Larry Stephenson <larrst_at_digital.net> wrote:

>
>Igor Chudov _at_ home wrote:
>>
>> Hello,
>>
>> I have been asked to do a comparison of captioned database engines,

>> to choose a database server for a medium size database (less than 2GB,
>> about 60-100 tables).
>>
>> I would appreciate both pointers to professionally done comparisons, as
>> well as your personal opinions on performance and reliabiilty of these
>> systems.
>>
>> There is a special emphasis made on reliability, so your accounts of
>> problems and crashes will be much appreciated. Oh yes, the hardware
>> will likely be Sun or IBM RS6000.
>>
>> Thank you.
>>
>> igor
>
I've worked with all three. IMHO, they each have their own points:

Sybase - great environment for administering or developing. The weakest point was its 'page-level locking'. That means that if you have a lot of users trying to get at the same tables, you'll often have users locked out. If they got this problem fixed, I'd recommend it the most.

Informix - great use of processing power on SMP computers. Fast loads and indexing, and the OLTP seems to function well. I really liked the stability and reliability as well. I recommend this database be used for your situation.

Oracle - lots of people use this. It has some strengths, such as row level locking, but the environment for developers and administrators are a little kludgy. It doesn't have some utilities found in Informix or Sybase, like a fast 'unload' utility for getting data out of tables. ( I hear there are some third party products that will do this). Overall very solid performance....just needs a few more bells and whistles.

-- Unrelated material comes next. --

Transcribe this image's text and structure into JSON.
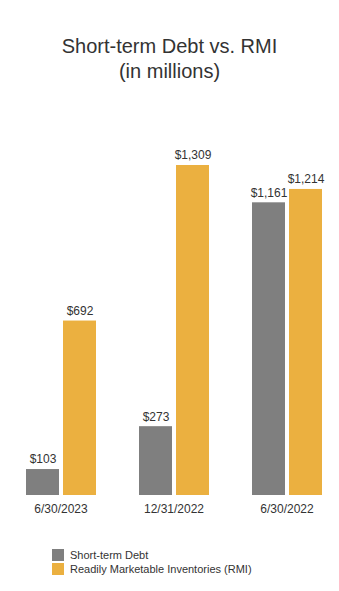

By the way, I'd highly recommend that you go with Suns over the RS6000. I've had experience with these databases on the RS6000's, the Sun servers, and HP 9000's. You really need a box that's more scalable than the RS6000 if you think of increasing your DB size or the number of users. The multi-machine approach that IBM takes to scalability does not work as well as a big, single box that can take up to 12 processors. I think the databases are just not written in a way that take advantage of them.